In a surprising move, YouTube added a to its content library with a large number of TV shows and movies, and the titles are free, according to SlashGear. American users can now indulge in over 4,000 episodes of various shows and hundreds of movies at no extra cost, all of which are available for free on YouTube.
SlashGear believes that while this is a good (unexpected) move by YouTube, most people know it’s best not to look at it on the surface. Why would a service that is struggling to make money suddenly decide to offer thousands of hours of content for free? The answer is simple: to make more money.
Most people are paying for some sort of streaming service. Whether it’s Netflix, Hulu, HBO Max, or Disney+, there are plenty of websites and apps that have access to movies and shows through monthly subscriptions. YouTube has a Premium program that lets users watch content without ads, but anyone with a personal computer and a little technical knowledge can circumvent ads without having to pay for the YouTube Premium plan. However, paid subscriptions also give users access to exclusive content and allow videos to play even if the user exits the app.
In addition to YouTube, Google also had the Play Store, which also sold movies and shows on top of apps. However, the company recently announced that it will continue to move forward and focus on apps and games on the Play Store. Where does that make YouTube go, and what exactly does Google want to do?

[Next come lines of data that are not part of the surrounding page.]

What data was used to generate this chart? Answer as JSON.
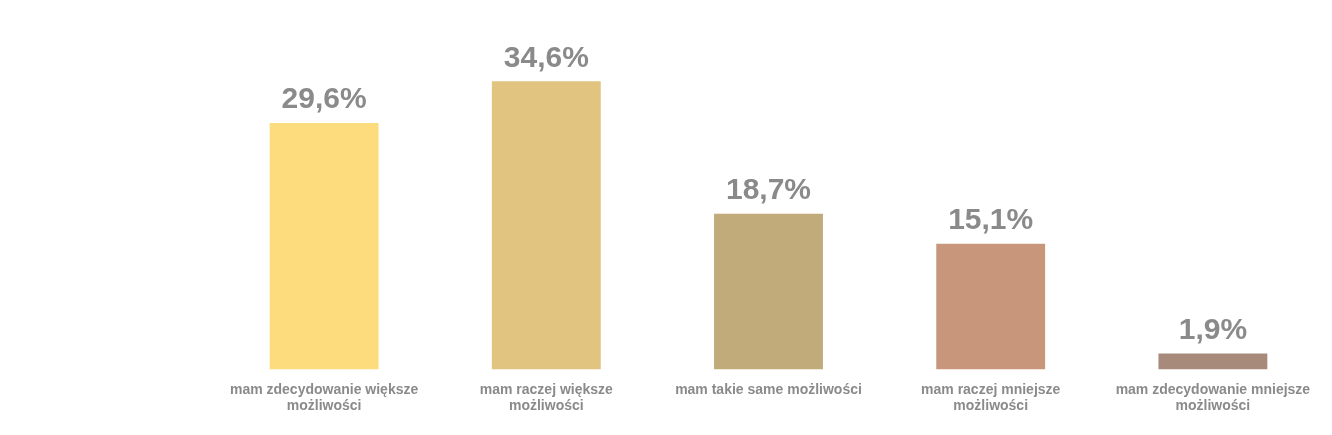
{
  "chart_data": {
    "type": "bar",
    "categories": [
      "mam zdecydowanie większe możliwości",
      "mam raczej większe możliwości",
      "mam takie same możliwości",
      "mam raczej mniejsze możliwości",
      "mam zdecydowanie mniejsze możliwości"
    ],
    "values": [
      29.6,
      34.6,
      18.7,
      15.1,
      1.9
    ],
    "colors": [
      "#fddc7e",
      "#e0c47f",
      "#c1ab7a",
      "#c8967b",
      "#a88a7a"
    ],
    "value_labels": [
      "29,6%",
      "34,6%",
      "18,7%",
      "15,1%",
      "1,9%"
    ],
    "grid": false,
    "legend": false
  }
}
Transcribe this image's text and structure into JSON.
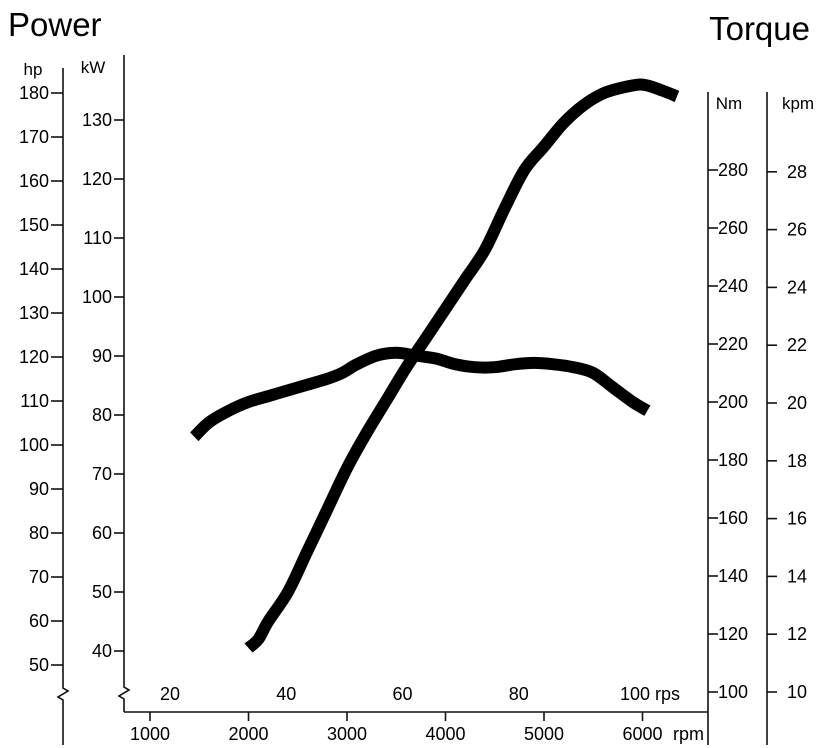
{
  "chart_data": {
    "type": "line",
    "titles": {
      "left": "Power",
      "right": "Torque"
    },
    "x_axis": {
      "rpm_unit": "rpm",
      "rpm_ticks": [
        1000,
        2000,
        3000,
        4000,
        5000,
        6000
      ],
      "rpm_labels": [
        "1000",
        "2000",
        "3000",
        "4000",
        "5000",
        "6000"
      ],
      "rps_unit": "rps",
      "rps_ticks": [
        20,
        40,
        60,
        80,
        100
      ],
      "rps_labels": [
        "20",
        "40",
        "60",
        "80",
        "100"
      ],
      "range": [
        800,
        6700
      ]
    },
    "y_axes": {
      "hp": {
        "unit": "hp",
        "ticks": [
          50,
          60,
          70,
          80,
          90,
          100,
          110,
          120,
          130,
          140,
          150,
          160,
          170,
          180
        ],
        "labels": [
          "50",
          "60",
          "70",
          "80",
          "90",
          "100",
          "110",
          "120",
          "130",
          "140",
          "150",
          "160",
          "170",
          "180"
        ]
      },
      "kw": {
        "unit": "kW",
        "ticks": [
          40,
          50,
          60,
          70,
          80,
          90,
          100,
          110,
          120,
          130
        ],
        "labels": [
          "40",
          "50",
          "60",
          "70",
          "80",
          "90",
          "100",
          "110",
          "120",
          "130"
        ]
      },
      "nm": {
        "unit": "Nm",
        "ticks": [
          100,
          120,
          140,
          160,
          180,
          200,
          220,
          240,
          260,
          280
        ],
        "labels": [
          "100",
          "120",
          "140",
          "160",
          "180",
          "200",
          "220",
          "240",
          "260",
          "280"
        ]
      },
      "kpm": {
        "unit": "kpm",
        "ticks": [
          10,
          12,
          14,
          16,
          18,
          20,
          22,
          24,
          26,
          28
        ],
        "labels": [
          "10",
          "12",
          "14",
          "16",
          "18",
          "20",
          "22",
          "24",
          "26",
          "28"
        ]
      }
    },
    "series": [
      {
        "axis": "kw",
        "x": [
          2000,
          2100,
          2200,
          2400,
          2600,
          2800,
          3000,
          3200,
          3400,
          3600,
          3800,
          4000,
          4200,
          4400,
          4600,
          4800,
          5000,
          5200,
          5400,
          5600,
          5800,
          6000,
          6200,
          6350
        ],
        "y": [
          40.5,
          42,
          45,
          50,
          57,
          64,
          71,
          77,
          82.5,
          88,
          93,
          98,
          103,
          108,
          115,
          121.5,
          125.5,
          129.5,
          132.5,
          134.5,
          135.5,
          136,
          135,
          134
        ]
      },
      {
        "axis": "nm",
        "x": [
          1450,
          1600,
          1800,
          2000,
          2200,
          2400,
          2600,
          2800,
          2950,
          3100,
          3300,
          3500,
          3700,
          3900,
          4100,
          4300,
          4500,
          4700,
          4900,
          5100,
          5300,
          5500,
          5700,
          5900,
          6050
        ],
        "y": [
          188,
          193,
          197,
          200,
          202,
          204,
          206,
          208,
          210,
          213,
          216,
          217,
          216,
          215,
          213,
          212,
          212,
          213,
          213.5,
          213,
          212,
          210,
          205,
          200,
          197
        ]
      }
    ],
    "grid": false
  }
}
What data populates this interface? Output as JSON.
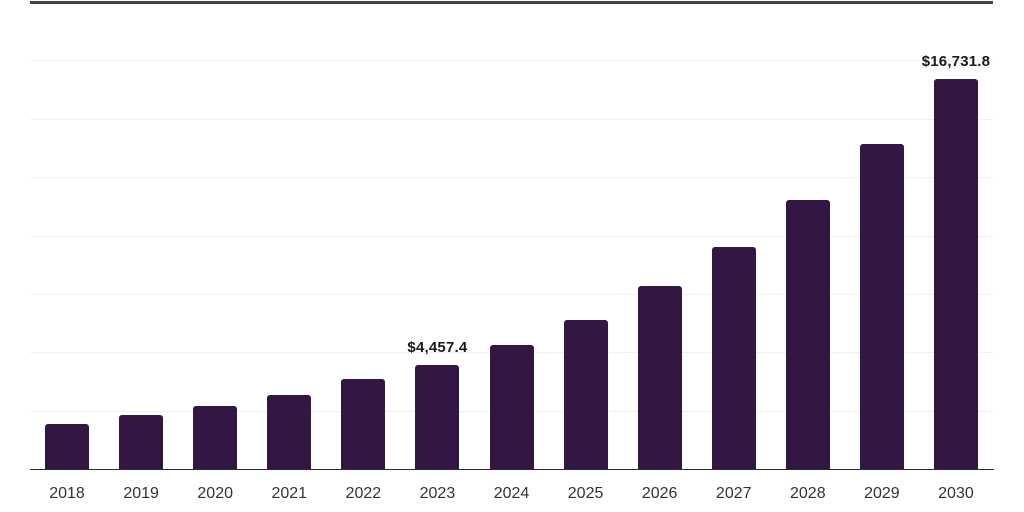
{
  "chart_data": {
    "type": "bar",
    "categories": [
      "2018",
      "2019",
      "2020",
      "2021",
      "2022",
      "2023",
      "2024",
      "2025",
      "2026",
      "2027",
      "2028",
      "2029",
      "2030"
    ],
    "values": [
      1950,
      2330,
      2715,
      3190,
      3870,
      4457.4,
      5350,
      6400,
      7850,
      9520,
      11530,
      13930,
      16731.8
    ],
    "data_labels": [
      {
        "category": "2023",
        "text": "$4,457.4"
      },
      {
        "category": "2030",
        "text": "$16,731.8"
      }
    ],
    "title": "",
    "xlabel": "",
    "ylabel": "",
    "ylim": [
      0,
      20000
    ],
    "ytick_interval": 2500,
    "y_axis_labels_visible": false,
    "grid": "horizontal light gridlines",
    "legend": "none",
    "value_prefix": "$"
  },
  "colors": {
    "background": "#FFFFFF",
    "bar": "#321745",
    "gridline": "#F0F0F0",
    "axis_line": "#2B2B2B",
    "top_border": "#444444",
    "data_label": "#1A1A1A",
    "tick_label": "#333333"
  }
}
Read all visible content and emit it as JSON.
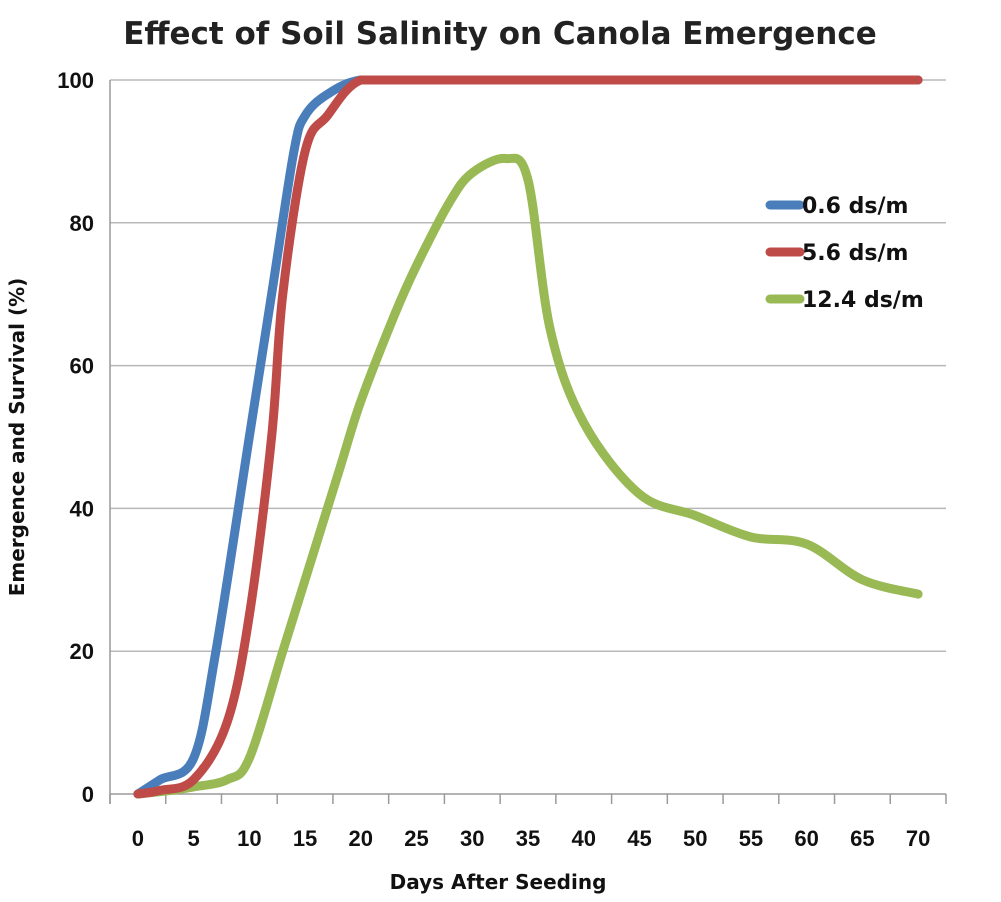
{
  "chart_data": {
    "type": "line",
    "title": "Effect of Soil Salinity on Canola Emergence",
    "xlabel": "Days After Seeding",
    "ylabel": "Emergence and Survival (%)",
    "xlim": [
      -2.5,
      72.5
    ],
    "ylim": [
      0,
      100
    ],
    "x_ticks": [
      0,
      5,
      10,
      15,
      20,
      25,
      30,
      35,
      40,
      45,
      50,
      55,
      60,
      65,
      70
    ],
    "y_ticks": [
      0,
      20,
      40,
      60,
      80,
      100
    ],
    "grid": true,
    "legend_position": "right",
    "series": [
      {
        "name": "0.6 ds/m",
        "color": "#4a7ebb",
        "x": [
          0,
          2,
          5,
          7,
          10,
          12,
          14,
          15,
          17,
          20,
          25,
          30,
          35,
          40,
          45,
          50,
          55,
          60,
          65,
          70
        ],
        "y": [
          0,
          2,
          5,
          20,
          50,
          70,
          90,
          95,
          98,
          100,
          100,
          100,
          100,
          100,
          100,
          100,
          100,
          100,
          100,
          100
        ]
      },
      {
        "name": "5.6 ds/m",
        "color": "#be4b48",
        "x": [
          0,
          2,
          5,
          8,
          10,
          12,
          13,
          15,
          17,
          20,
          25,
          30,
          35,
          40,
          45,
          50,
          55,
          60,
          65,
          70
        ],
        "y": [
          0,
          0.5,
          2,
          10,
          25,
          50,
          70,
          90,
          95,
          100,
          100,
          100,
          100,
          100,
          100,
          100,
          100,
          100,
          100,
          100
        ]
      },
      {
        "name": "12.4 ds/m",
        "color": "#98b954",
        "x": [
          0,
          3,
          5,
          8,
          10,
          13,
          15,
          18,
          20,
          23,
          25,
          28,
          30,
          33,
          35,
          37,
          40,
          45,
          50,
          55,
          60,
          65,
          70
        ],
        "y": [
          0,
          0.5,
          1,
          2,
          5,
          20,
          30,
          45,
          55,
          67,
          74,
          83,
          87,
          89,
          86,
          65,
          52,
          42,
          39,
          36,
          35,
          30,
          28
        ]
      }
    ]
  }
}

YouTube’s decision was very strategic. Although all these movies and shows are offered for free, users will have to watch ads every once in a while. This choice may seem counterintuitive, but YouTube isn’t the first service to adopt an ad-backed model. Just recently, Disney+ announced that it would release a cheaper subscription service that costs less per month but inserts some ads as users watch streaming content. Similarly, Peacock, Roku, and Tubi operate on an ad-backed basis.
Considering that YouTube Premium has nothing to offer compared to services like Netflix, switching to an ad-friendly model may be the right way for YouTube to go. However, content is still free today, and some users may find ways to bypass ads. Similarly, those who subscribe to YouTube Premium will have access to the same catalog of shows and movies, but won’t have to deal with advertising.
One day, will YouTube decide to put all this content behind a clear paid “wall”, or will it stick to its current model? It’s hard to say, but the platform certainly has big plans. YouTube has revealed that it plans to add new movies and shows every week. At present, the lineup includes classic works such as “Look at the Evil Girl Opposite” and “Legally Pretty Lady”, and “The Running Bride” and other fan-favorite works will soon join in.
In the early days of YouTube, the site focused on various forms of creativity and simply documented the lives of those who liked to log in for fun. It’s clear that YouTube has come a long way since then. The company used to produce its own shows with the help of YouTube influencers as part of a service called YouTube Originals. Now, it seems to be changing that approach as well, and it has shifted its focus to promoting Shorts. YouTube Shorts, much like Snapchat stories or TikTok, are quick and easy to click and continue videos.
Now, it’s hard not to feel that YouTube could be split in half. With Netflix, Peacock, and other such platforms on one side, and Instagram, TikTok, and similar social media apps on the other, YouTube is struggling to adapt to crowds on both sides, and it’s not an easy task. It requires being able to attract different groups of people and offer a variety of content, rather than focusing on just one type of creativity. YouTube’s competitors, on the other hand, are also expanding, seeing TikTok recently extend its maximum video length to a staggering 10 minutes.
Whether YouTube plans to one day become a subscription service like Netflix is hard to say, but the odds are very small. This ad-backed model is likely to stick around for a while, as YouTube gives it a chance to pilot it.